There are however some interesting differences that can be observed in everyday situations. For example, in most places bathrooms are not divided into men’s and women’s rooms, they are just used by everyone. Urinals are rare. This is due to the fact that in Sweden gender equality is a very important aspect in politics and Swedes are proud that they are far advanced on that subject. They even have a gender neutral personal pronoun, hen. There is also the habit of paying everywhere, everything with credit card or by mobile payment, no matter how small the amount. While we’re introducing new banknotes in Switzerland, they will probably abandon their cash soon as many places have gone cashless already.
The most striking sort of distinction I can make between my life in Switzerland and how I experienced Sweden so far is how active my lifestyle has become. This is of course to some degree due to me being abroad and wanting to make the most out of the experience. But I would argue that this has also a lot to do with culture. If I had one word to describe the Swedish lifestyle, it would be active.
There are a lot of gyms everywhere and it feels like a membership in one of them is almost mandatory for every Swede. People are outside in sport clothes running and biking even in the ice-cold weather. The university (and I would guess also a lot of workplaces) offers many different sport activities you can sign up for every week. Like the floorball practice mentioned before. There’s also Volleyball, Football, Badminton, Basketball and a Rowing Team. You just pay 200 SEK (around 23 CHF) for the semester and then you can go to any sport at any time.

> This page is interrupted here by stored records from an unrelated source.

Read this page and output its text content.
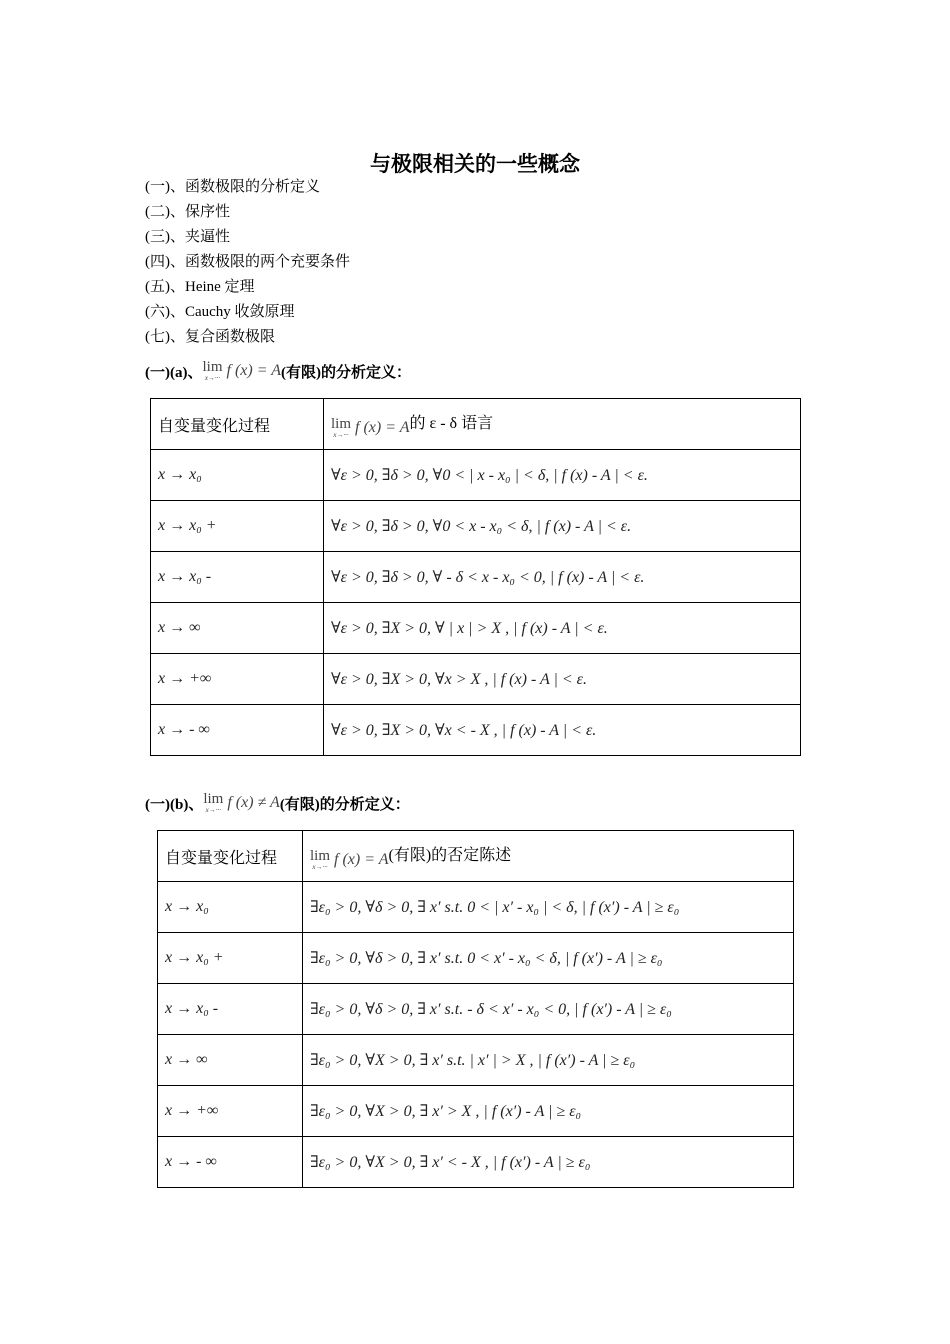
与极限相关的一些概念
(一)、函数极限的分析定义
(二)、保序性
(三)、夹逼性
(四)、函数极限的两个充要条件
(五)、Heine 定理
(六)、Cauchy 收敛原理
(七)、复合函数极限
(一)(a)、 lim
x→··· f (x) = A (有限)的分析定义：
自变量变化过程	lim
x→··· f (x) = A 的 ε - δ 语言
x → x₀	∀ε > 0, ∃δ > 0, ∀0 < | x - x₀ | < δ, | f (x) - A | < ε.
x → x₀ +	∀ε > 0, ∃δ > 0, ∀0 < x - x₀ < δ, | f (x) - A | < ε.
x → x₀ -	∀ε > 0, ∃δ > 0, ∀ - δ < x - x₀ < 0, | f (x) - A | < ε.
x → ∞	∀ε > 0, ∃X > 0, ∀ | x | > X , | f (x) - A | < ε.
x → +∞	∀ε > 0, ∃X > 0, ∀x > X , | f (x) - A | < ε.
x → - ∞	∀ε > 0, ∃X > 0, ∀x < - X , | f (x) - A | < ε.
(一)(b)、 lim
x→··· f (x) ≠ A (有限)的分析定义：
自变量变化过程	lim
x→··· f (x) = A (有限)的否定陈述
x → x₀	∃ε₀ > 0, ∀δ > 0, ∃ x′ s.t. 0 < | x′ - x₀ | < δ, | f (x′) - A | ≥ ε₀
x → x₀ +	∃ε₀ > 0, ∀δ > 0, ∃ x′ s.t. 0 < x′ - x₀ < δ, | f (x′) - A | ≥ ε₀
x → x₀ -	∃ε₀ > 0, ∀δ > 0, ∃ x′ s.t. - δ < x′ - x₀ < 0, | f (x′) - A | ≥ ε₀
x → ∞	∃ε₀ > 0, ∀X > 0, ∃ x′ s.t. | x′ | > X , | f (x′) - A | ≥ ε₀
x → +∞	∃ε₀ > 0, ∀X > 0, ∃ x′ > X , | f (x′) - A | ≥ ε₀
x → - ∞	∃ε₀ > 0, ∀X > 0, ∃ x′ < - X , | f (x′) - A | ≥ ε₀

Health in general is important to the Swedes. In most grocery stores, there are salad-bars that are very popular. Every Tuesday at the local community house, there are delicious vegan soups as much as you can eat for only 20 SEK, freshly baked bread included. It serves to build community as they also have an open mic and it is all made possible by volunteer work. Me and my friends go there every week and we also helped out a couple of times. I also count that as part of an active lifestyle, interacting with your community and meeting new people. The university makes that very easy and fun. Nowhere was that more apparent than in the first week of the semester. It’s called the Kick-off Week. Every new student, so called zeros, get assigned to a group of fadders, seasoned students who become your guides to the student life and look out for you during the introduction week. There are fun activities every day, like escape rooms, haunted house, a dodgeball tournament and various challenges where you compete against the other groups. During that week I met all my friends here. But even after that week there are a lot of activities that promote social life on campus. Taco Friday, Language Café on Mondays and every Wednesday the Student Club is open. Additionally, there are many events like seminars with apéros, mingles, challenges and special student parties as well as several trips. All in all, there is a big effort made to include everyone. There’s even an integration committee and they are doing a good job.
So, when studying in Sweden you never run out of things to do and the university makes sure of that. I’ve been participating in that Swedish active lifestyle more and more, but I don’t feel tired yet. In fact, I feel like I have more energy than ever and that’s maybe how Swedes survive the cold dark winter. I hope I will be able to take that energy with me and continue being that active back home. But for the moment I’m just waiting for spring to finally arrive, which will probably expand the possible activities here even more.